A property within walking distance of a subway station tends to be the most likely to create a mania.

“The second you’re off the subway, it tends to stay on the market a little longer,” Pasalis said.

Some hot neighbourhoods include Banbury, which saw the average price gain 42 per cent; Victoria Village, with a 29-per-cent jump and Bayview Woods, which rose 23 per cent.

Buyers have been pouring into a slice of the Thornhill region called Royal Orchard. The average price jumped 23 per cent to $720,812 from $585,145 and days on market dropped to 14 from 22. Mr.
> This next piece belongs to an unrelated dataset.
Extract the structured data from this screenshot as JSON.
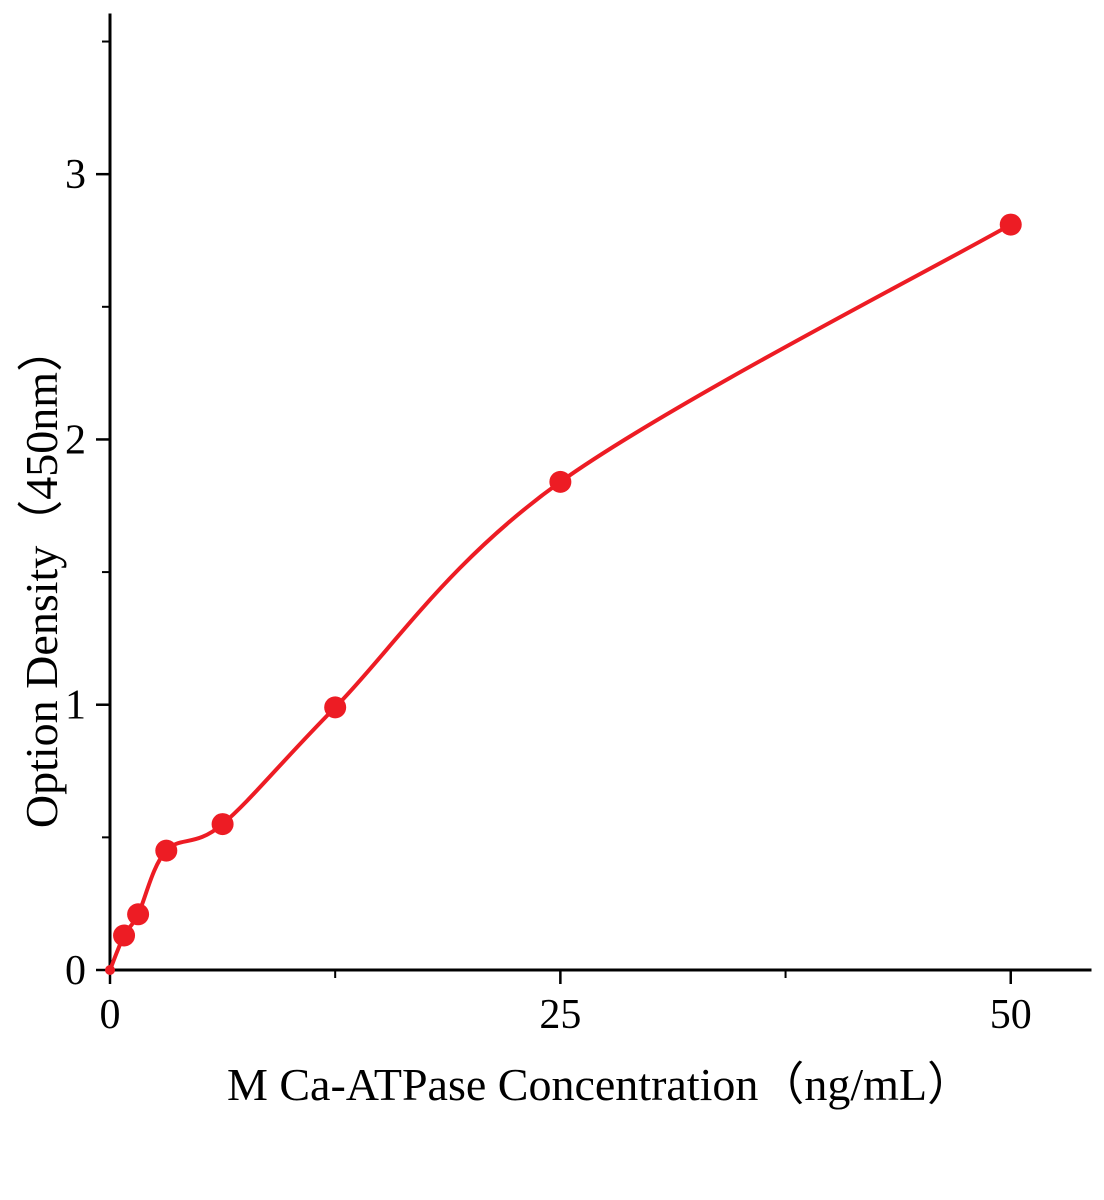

Pasalis figures house hunters began pushing those prices up after they were priced out of other neighbourhoods nearby.

“It’s a somewhat affordable pocket,” he says.

Similarly, River Oaks is a less pricey area of Oakville compared with the historic downtown. The average price rose 20 per cent in River Oaks to $736,776 from $613,720.

Mr. Pasalis says a lot of the houses were built in the 1980s and 1990s so they are not as cherished as the heritage homes or as coveted by the group that prefers brand new.

“They usually don’t show as well,” he says. “The appliances are white. Fifteen years ago people weren’t as obsessed with stainless steel.”

Some areas have seen jumps because smaller houses are being torn down and replaced with larger ones.

Meanwhile, the real estate brokerage TheRedPin.com has deemed May 1 the best day to list a home for sale. Earlier this year TheRedPin pegged the third Tuesday in January as the cheapest day of the year to buy a house.

Now it has crunched five years worth of numbers and found that between 2010 and 2014, homes sold for $18,650 higher in May than the average for the calendar year.

A typical house in Toronto sells in 21 days during the spring market so TheRedPin figures that listing May 1 gives sellers the optimal amount of time to make a sale.